Hamilton w Azerbejdżanie mocno zwolnił przed restartem wyścigu. Vettel nie wyhamował i lekko uderzył w tył jego bolidu, po czym zaczął kląć i gestykulować w kierunku Anglika. To jednak nie był koniec. Chwilę później wyprzedził go i celowo uderzył w jego bolid, co dokładnie widać na poniższym filmie. Vettel dostał 10 sekund kary, ale pośrednio cel osiągnął – utrzymał prowadzenie w klasyfikacji generalnej Formuły 1. Walka niemieckiego i angielskiego mistrza świata jest fascynująca, ale do naszego TOP 7 ostrych rywalizacji w F1 póki co jeszcze się nie łapie…
Complete version of that gif #Vettel #Hamilton pic.twitter.com/fgxh7B8pOi
— Mattzel89 (@Mattzel89) June 25, 2017
7. Reutemann – Jones
W 1980 roku zespół Williams miał piekielnie mocny samochód, klasyfikację konstruktorów wygrał zdobywając prawie dwa razy więcej punktów niż drugi Ligier. Alan Jones zdobył mistrzostwo świata, a Carlos Reutemann nieznacznie przegrał drugie miejsce z Nelsonem Piquetem. Przed rozpoczęciem kolejnego sezonu, bukmacherzy szanse Reutemanna i Jonesa oceniali bardzo podobnie.
I rzeczywiście, obaj walczyli. Wszelkimi sposobami. Reutemann miał poczucie, że zespół faworyzuje Australijczyka, w czasie GP Brazylii dostał polecenie przepuszczenia Jonesa, ale odmówił. Walka o tytuł szła na całego, przed ostatnim wyścigiem w USA to Argentyńczyk prowadził, zdobył też pole position. Ale tytułu nie wywalczył, na pustyni Mojave triumfował Jones, a mistrzem świata został… Nelson Piquet.

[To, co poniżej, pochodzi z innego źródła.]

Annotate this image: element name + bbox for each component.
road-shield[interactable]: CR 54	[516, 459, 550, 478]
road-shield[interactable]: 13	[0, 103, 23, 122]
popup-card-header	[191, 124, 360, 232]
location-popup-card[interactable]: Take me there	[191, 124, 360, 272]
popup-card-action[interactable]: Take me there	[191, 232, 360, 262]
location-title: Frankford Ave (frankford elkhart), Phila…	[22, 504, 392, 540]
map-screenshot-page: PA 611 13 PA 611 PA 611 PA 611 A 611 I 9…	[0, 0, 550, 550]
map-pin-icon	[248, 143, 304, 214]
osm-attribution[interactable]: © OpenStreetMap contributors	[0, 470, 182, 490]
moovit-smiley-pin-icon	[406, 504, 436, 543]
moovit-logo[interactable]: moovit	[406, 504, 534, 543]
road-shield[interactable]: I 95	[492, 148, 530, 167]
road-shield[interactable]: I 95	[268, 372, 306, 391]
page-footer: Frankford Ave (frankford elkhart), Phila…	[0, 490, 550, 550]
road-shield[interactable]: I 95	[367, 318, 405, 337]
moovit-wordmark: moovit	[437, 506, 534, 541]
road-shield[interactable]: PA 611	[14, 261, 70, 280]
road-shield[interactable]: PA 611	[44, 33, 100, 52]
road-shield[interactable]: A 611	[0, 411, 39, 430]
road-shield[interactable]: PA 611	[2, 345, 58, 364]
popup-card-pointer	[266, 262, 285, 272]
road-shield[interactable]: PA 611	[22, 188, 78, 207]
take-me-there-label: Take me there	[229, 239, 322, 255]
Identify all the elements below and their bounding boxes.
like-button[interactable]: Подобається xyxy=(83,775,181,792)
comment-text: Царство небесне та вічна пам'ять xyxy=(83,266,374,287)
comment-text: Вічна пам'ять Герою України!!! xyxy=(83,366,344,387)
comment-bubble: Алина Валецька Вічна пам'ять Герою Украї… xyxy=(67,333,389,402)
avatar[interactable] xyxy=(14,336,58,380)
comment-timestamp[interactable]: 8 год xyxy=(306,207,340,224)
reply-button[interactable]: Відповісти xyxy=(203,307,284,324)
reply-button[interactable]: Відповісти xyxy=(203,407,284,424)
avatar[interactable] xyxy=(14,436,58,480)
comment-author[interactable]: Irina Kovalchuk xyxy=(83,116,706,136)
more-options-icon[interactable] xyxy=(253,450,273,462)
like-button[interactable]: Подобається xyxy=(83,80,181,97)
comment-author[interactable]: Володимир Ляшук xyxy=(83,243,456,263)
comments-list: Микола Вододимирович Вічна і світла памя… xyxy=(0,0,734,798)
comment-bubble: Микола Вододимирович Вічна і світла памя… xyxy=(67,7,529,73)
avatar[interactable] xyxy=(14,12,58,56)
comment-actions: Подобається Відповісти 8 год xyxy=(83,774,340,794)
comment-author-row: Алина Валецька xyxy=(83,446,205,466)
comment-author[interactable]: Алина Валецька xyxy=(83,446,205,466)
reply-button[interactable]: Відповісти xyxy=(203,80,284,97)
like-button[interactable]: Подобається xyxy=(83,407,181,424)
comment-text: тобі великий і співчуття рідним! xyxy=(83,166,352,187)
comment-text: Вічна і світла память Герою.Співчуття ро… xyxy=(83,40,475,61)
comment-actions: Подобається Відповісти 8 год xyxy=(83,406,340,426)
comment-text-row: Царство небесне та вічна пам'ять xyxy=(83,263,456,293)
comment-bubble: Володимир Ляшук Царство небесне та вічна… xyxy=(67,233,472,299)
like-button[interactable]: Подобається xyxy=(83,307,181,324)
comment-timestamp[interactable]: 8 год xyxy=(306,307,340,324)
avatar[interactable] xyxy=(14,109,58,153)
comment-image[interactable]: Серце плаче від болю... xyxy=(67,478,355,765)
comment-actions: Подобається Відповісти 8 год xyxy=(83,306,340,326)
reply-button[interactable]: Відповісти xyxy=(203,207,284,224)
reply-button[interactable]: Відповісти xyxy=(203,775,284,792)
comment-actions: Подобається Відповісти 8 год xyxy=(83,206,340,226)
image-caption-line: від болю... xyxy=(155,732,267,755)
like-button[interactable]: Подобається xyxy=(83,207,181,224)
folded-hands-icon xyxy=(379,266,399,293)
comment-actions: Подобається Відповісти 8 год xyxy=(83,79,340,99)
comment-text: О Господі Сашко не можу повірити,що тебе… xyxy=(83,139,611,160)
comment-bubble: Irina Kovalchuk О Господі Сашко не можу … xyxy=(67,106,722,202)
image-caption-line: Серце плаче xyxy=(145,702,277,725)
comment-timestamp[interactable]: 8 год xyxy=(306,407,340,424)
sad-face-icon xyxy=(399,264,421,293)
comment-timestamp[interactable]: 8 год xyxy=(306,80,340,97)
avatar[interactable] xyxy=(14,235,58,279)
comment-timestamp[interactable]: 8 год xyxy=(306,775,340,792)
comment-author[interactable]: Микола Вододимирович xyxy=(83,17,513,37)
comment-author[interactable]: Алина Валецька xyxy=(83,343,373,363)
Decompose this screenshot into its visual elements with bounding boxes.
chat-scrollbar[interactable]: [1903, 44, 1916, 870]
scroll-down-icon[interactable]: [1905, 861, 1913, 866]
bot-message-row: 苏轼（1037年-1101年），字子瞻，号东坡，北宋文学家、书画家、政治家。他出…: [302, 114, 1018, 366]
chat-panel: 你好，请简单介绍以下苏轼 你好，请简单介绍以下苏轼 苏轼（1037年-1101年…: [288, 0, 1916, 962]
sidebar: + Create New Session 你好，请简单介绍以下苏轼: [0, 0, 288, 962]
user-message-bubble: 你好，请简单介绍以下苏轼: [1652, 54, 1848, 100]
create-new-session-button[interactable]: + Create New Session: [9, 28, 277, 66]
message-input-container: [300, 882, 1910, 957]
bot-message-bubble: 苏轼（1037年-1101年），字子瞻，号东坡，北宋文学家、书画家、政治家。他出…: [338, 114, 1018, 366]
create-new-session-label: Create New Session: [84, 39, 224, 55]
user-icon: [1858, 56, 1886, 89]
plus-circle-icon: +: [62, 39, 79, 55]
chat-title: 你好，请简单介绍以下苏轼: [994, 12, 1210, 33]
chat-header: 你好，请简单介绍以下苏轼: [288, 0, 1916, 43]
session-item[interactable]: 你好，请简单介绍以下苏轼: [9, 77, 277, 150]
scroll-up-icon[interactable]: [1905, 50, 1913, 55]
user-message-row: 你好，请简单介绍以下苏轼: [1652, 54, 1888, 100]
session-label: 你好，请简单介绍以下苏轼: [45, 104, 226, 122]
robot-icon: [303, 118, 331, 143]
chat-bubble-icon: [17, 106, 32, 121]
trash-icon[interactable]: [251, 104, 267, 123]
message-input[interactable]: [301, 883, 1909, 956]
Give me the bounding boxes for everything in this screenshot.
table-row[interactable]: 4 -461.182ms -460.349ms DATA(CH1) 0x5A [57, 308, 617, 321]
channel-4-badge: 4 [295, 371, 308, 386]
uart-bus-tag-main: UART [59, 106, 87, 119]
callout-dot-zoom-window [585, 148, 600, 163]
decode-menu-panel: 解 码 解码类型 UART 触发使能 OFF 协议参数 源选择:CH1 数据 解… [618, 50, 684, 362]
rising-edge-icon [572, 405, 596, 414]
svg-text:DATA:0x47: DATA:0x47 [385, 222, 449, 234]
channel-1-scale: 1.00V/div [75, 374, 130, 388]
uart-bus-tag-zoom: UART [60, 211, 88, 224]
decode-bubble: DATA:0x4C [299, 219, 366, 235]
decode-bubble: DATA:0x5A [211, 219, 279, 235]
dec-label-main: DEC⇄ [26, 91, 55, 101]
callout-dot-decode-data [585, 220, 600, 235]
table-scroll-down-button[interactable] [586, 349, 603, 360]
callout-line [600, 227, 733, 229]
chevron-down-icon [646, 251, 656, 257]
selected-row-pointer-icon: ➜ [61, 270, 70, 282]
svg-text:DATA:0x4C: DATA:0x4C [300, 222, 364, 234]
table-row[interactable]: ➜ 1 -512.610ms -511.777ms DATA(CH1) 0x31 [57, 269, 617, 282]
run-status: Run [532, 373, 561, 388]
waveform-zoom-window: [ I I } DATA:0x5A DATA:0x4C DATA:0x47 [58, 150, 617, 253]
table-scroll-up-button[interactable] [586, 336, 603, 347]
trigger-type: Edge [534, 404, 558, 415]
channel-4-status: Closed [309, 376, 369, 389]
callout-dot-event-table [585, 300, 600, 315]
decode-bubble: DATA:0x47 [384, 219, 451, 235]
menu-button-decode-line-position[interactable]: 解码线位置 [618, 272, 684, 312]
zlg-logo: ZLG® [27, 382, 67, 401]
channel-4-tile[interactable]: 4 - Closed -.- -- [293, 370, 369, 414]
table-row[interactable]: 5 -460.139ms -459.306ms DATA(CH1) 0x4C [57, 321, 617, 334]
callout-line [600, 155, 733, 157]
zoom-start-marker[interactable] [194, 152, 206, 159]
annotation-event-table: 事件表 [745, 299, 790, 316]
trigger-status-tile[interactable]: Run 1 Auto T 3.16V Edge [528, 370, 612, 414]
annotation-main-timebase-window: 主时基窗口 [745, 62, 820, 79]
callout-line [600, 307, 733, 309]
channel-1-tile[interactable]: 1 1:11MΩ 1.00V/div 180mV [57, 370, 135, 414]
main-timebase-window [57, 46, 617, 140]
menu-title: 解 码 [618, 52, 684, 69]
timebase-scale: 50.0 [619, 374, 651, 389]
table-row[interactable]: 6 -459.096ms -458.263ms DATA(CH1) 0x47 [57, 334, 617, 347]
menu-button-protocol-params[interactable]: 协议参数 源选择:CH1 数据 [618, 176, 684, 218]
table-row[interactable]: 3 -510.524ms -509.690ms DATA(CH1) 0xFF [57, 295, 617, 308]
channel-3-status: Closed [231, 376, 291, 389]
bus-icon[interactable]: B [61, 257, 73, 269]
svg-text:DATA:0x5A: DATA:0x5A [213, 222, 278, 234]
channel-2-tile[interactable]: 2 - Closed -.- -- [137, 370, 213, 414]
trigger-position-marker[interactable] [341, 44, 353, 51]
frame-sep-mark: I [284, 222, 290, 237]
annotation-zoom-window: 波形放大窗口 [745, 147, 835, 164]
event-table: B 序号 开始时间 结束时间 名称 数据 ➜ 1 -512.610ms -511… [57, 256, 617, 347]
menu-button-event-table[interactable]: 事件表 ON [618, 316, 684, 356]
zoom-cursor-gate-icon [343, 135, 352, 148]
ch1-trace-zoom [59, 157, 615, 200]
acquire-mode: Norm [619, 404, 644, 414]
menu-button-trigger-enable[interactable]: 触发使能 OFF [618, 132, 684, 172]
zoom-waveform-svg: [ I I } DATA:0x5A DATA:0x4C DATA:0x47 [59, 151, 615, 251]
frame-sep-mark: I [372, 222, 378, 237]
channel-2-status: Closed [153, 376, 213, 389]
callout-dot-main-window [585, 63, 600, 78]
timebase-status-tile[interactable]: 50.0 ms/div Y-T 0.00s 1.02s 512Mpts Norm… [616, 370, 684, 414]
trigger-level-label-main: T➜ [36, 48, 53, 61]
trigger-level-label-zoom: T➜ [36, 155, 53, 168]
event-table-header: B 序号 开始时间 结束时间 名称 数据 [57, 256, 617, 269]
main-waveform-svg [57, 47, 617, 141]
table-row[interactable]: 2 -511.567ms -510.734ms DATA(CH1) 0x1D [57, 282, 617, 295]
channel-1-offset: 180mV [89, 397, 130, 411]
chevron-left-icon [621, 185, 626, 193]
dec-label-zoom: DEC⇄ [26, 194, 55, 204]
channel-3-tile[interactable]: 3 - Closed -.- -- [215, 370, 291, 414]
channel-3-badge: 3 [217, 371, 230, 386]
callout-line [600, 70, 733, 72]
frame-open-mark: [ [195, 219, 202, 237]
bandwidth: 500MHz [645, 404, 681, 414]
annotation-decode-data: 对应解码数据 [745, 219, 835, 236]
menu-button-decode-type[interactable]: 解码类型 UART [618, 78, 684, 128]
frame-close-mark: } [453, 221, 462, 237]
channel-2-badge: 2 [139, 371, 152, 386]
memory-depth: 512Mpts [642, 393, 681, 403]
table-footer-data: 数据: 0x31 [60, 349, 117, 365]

Dla Jonesa to był ostatni wyścig w karierze. Reutemann zasugerował, że to odpowiedni moment, by zakopań topór wojenny. „Chyba w twoich pierdolonych plecach, stary” – odpowiedział Jones…
6. Mansell – Piquet
Nelson Piquet dołączył do Williamsa przed sezonem 1986 i był przekonany, że kontrakt gwarantuje mu pozycję kierowcy numer 1. Nigel Mansell nie zamierzał jednak odpuszczać, dzięki czemu kibice mogli obserwować jedną z najciekawszych rywalizacji w historii Formuły 1.
Smaczku dodawał fakt, że Brazylijczyk zawsze walił prosto z mostu. Swojego partnera z zespołu nazywał niewykształconym durniem, o jego żonie mówił, że jest brzydka. Grubo? Zdecydowanie. Poza tym, odmówił podania ręki Anglikowi, gdy ten pokonał go w wyścigu, a także ukrywał przed nim przydatne informacje techniczne.
Na jednym ze słynnych zdjęć widać, jak Piquet robi rogi nad głową Mansella. Anglik nie pozostawał dłużny. Kiedy na Silverstone w spektakularny sposób wyprzedził rywala i wygrał wyścig, wrócił potem w miejsce manewru i ucałował tor.
I znów, podobnie jak w przypadku Reutemanna i Jonesa, zadziałała zasada: gdzie dwóch się bije, tam trzeci korzysta. Alain Prost wygrał ostatni wyścig sezonu, dzięki czemu wyprzedził Mansella o dwa, a Piqueta o trzy punkty.
5. Alonso – Hamilton
To się musiało tak skończyć. Do mega pewnego siebie mistrza świata Fernando Alonso dołączył w McLarenie dzieciak – Lewis Hamilton. Ale dzieciak piekielnie zdolny i nie czujący żadnej presji, związanej z walką z mistrzem.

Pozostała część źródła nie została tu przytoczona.